Stopping, he stepped gingerly onto the hard, gray surface, a place he’d never set foot on before. It felt strange and unyielding, not like the grass or soil of the farm, not even like the gravel of Farmer Temple’s driveway. For a moment he stood trembling, nervously shifting the few possessions packed in his cheeks.
What to do? he thought. Which way to go? As he stood there, dithering, some of the Grays spotted him from the deck rail.
“Hey, lookit there!” one cried.
“Is that our Red or some blood splotch on the road?” another yelled.
“If not now, he soon will be. One small flattened fauna!” shouted a third. Nutley thought it sounded like Groundling.
There was a loud chittering. Though Nutley listened with all his might, he couldn’t really make out how many of them there were or, indeed, where they were. He suddenly feared they’d perched atop the three sheds. He knew he didn’t dare stay a moment longer and began to run along the macadam, choosing a direction without thinking, sudden fear helping him put on a burst of speed. The hard road sent sharp pains up his le
gs and into his belly. Way behind him, maybe even back on the porch railing, the Grays continued to jeer.
“Go along, ye small weenie!”
And another—it might have been Groundling—added, in a high-pitched voice: “He’s naught but a doomed member of a doomed race.”
Then they all laughed.
For the first time, Nutley believed them. Doom settled on his slim, red shoulders and weighed him down, which made running even harder. It was like swimming in the Long River, something that a Squirrel never did. Or would never want to do, Father always said, there being Squeals in the water, long snaky things with big jaws that would like nothing better than a meal of Squirrel.
And then Nutley remembered. Father! Mummy! In his mind, he immediately conjured up how they had looked, so stiff and silent and cold covered only by a few pawfuls of pine needles, which did nothing to disguise their deaths.
Only then did the tears finally began to fall, which made navigation on the Winding Road a bit haphazard, but he didn’t dare stop to wipe the tears away.
This you should know:
Not far from the green trees and the long green meadow, around a deep bend in the Winding Road, sat Trash Mountain, only no Squirrel of character ever dared go there.

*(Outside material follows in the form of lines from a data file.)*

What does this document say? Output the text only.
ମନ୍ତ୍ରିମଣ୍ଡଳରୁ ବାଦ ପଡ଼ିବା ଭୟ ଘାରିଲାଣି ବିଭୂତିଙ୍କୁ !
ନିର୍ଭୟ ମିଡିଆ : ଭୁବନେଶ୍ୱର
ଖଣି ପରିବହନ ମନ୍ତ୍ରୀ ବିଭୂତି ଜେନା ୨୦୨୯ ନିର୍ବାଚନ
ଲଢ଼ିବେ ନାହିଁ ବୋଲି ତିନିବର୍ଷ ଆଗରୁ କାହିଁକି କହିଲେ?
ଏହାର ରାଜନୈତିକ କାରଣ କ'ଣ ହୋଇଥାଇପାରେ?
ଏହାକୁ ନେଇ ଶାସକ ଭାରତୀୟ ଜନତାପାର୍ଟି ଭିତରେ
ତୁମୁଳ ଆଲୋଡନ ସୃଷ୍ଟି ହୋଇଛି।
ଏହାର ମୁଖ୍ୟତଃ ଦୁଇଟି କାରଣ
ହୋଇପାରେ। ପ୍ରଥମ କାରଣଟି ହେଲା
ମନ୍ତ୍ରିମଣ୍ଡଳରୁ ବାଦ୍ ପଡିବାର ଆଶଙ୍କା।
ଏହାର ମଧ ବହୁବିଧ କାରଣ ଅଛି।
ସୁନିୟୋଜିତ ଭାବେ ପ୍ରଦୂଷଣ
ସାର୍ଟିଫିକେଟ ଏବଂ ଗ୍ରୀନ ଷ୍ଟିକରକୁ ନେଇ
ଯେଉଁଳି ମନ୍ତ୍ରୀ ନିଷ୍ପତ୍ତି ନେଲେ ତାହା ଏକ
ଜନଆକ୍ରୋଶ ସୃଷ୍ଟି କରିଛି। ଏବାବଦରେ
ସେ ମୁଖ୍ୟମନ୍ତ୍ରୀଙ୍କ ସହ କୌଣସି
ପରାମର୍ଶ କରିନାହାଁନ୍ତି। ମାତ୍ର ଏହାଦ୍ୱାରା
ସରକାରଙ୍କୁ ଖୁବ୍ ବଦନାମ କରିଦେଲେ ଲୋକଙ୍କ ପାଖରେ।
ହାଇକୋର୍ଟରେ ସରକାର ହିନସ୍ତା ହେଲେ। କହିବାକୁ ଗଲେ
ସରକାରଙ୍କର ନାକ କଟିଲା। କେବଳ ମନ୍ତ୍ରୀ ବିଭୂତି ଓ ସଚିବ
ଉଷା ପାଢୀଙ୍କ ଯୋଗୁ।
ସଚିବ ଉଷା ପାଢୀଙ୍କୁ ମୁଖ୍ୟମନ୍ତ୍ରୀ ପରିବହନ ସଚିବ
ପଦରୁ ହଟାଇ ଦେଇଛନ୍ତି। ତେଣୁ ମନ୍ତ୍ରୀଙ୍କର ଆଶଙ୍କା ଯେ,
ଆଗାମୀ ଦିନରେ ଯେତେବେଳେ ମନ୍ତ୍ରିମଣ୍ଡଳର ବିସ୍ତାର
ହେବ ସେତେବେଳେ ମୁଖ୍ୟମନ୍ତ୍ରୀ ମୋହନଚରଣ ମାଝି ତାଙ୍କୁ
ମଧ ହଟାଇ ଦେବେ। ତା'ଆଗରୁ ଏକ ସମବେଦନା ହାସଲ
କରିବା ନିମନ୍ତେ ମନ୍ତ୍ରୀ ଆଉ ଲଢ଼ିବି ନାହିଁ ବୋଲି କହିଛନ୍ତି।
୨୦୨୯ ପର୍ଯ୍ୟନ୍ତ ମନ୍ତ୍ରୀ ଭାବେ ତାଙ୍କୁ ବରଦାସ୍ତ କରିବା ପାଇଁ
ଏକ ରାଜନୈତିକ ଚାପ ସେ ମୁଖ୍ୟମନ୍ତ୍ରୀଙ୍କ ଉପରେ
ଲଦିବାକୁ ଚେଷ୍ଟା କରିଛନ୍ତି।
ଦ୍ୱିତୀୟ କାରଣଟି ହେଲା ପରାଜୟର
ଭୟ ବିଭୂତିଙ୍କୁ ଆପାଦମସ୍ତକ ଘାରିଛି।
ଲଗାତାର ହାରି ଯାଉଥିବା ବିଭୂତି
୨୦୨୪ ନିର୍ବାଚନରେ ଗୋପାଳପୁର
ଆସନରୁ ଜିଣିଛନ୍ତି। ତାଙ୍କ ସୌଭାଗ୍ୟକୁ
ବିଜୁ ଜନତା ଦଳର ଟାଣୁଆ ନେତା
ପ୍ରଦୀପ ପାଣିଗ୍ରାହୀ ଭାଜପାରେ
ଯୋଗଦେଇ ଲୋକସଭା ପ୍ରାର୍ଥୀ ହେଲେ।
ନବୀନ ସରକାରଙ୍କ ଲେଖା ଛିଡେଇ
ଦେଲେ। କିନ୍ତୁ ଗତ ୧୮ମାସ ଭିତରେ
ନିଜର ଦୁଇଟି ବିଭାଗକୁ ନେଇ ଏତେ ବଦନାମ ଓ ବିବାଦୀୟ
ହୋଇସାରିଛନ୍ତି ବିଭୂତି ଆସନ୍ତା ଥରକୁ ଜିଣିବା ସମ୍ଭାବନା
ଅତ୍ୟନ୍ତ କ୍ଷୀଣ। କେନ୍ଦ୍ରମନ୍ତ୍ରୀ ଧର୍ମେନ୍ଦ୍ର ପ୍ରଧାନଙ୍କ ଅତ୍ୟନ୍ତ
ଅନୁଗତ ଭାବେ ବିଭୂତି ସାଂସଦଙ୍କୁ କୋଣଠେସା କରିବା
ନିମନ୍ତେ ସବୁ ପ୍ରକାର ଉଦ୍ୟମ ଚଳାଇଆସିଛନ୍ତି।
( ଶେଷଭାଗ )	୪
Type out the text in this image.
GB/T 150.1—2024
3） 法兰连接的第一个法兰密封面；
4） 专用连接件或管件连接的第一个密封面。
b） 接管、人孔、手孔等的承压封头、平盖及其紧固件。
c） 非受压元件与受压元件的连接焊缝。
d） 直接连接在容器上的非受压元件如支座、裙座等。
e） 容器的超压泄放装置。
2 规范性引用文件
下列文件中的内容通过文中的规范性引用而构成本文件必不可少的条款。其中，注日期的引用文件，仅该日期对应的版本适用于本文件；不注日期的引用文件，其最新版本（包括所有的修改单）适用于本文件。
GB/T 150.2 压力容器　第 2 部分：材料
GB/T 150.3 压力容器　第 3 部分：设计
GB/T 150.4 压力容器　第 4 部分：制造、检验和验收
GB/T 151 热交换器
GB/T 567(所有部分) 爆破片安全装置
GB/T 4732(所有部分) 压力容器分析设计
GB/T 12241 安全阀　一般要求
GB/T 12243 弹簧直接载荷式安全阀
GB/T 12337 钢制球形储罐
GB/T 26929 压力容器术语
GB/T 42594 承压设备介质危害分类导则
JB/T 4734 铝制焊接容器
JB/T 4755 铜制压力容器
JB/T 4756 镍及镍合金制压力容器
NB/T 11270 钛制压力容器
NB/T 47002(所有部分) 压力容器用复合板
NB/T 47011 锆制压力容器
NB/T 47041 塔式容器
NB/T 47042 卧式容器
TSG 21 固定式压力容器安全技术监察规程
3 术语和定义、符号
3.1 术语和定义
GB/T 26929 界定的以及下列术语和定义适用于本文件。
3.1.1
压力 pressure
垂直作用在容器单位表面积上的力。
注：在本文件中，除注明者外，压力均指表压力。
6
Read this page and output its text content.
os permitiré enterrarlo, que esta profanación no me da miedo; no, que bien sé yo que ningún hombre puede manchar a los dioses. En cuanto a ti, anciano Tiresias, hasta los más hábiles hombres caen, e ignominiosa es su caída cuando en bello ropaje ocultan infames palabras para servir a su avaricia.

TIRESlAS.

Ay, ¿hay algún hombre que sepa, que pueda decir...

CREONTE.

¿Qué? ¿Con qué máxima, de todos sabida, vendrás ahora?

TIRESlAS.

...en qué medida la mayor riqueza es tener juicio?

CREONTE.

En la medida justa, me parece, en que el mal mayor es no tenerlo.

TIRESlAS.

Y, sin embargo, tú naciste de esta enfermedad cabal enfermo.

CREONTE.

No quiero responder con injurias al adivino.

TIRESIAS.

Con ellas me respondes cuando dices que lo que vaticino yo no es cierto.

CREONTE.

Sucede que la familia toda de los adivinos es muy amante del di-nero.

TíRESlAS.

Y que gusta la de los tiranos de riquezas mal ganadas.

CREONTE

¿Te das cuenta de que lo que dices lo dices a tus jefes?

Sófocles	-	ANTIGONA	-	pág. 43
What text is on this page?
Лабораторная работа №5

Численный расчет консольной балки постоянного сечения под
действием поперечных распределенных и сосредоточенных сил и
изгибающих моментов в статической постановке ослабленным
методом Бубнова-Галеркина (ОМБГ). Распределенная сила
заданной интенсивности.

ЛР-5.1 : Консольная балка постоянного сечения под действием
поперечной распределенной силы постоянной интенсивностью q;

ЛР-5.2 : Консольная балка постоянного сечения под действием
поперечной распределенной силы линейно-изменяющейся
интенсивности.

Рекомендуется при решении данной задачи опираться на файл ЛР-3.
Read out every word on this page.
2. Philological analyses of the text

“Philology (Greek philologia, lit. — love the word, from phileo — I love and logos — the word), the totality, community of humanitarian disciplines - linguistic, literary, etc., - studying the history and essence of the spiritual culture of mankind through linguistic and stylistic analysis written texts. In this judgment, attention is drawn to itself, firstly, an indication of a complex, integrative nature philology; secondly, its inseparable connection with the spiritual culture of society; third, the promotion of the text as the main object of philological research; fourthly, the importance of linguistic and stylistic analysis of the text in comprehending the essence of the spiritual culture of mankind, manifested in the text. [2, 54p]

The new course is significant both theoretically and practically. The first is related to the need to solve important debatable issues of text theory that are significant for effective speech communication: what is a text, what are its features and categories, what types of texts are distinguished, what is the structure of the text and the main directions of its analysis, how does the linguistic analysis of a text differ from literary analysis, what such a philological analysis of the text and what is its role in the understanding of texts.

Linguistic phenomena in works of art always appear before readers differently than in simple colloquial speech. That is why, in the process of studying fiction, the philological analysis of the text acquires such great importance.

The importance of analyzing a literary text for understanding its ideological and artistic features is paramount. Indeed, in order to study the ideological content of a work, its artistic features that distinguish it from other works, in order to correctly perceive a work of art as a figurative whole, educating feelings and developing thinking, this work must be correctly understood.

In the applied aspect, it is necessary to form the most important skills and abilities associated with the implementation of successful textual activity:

It was said that any nuts on Trash Mountain came wrapped in plastic bags. It was said that the very earth of Trash Mountain was sullied and malodorous, which is another way of saying it stank. Besides, the mountain was only frequented by Rats and Gulls and other Lowlifes. Could a Red find enough food on Trash Mountain? Only Rats and Gulls and other Lowlifes knew for sure.
It was getting dark by the time Nutley came to the first curve on the Winding Road. Dark meant Owl Light. He knew he needed to find a hole for the night and soon.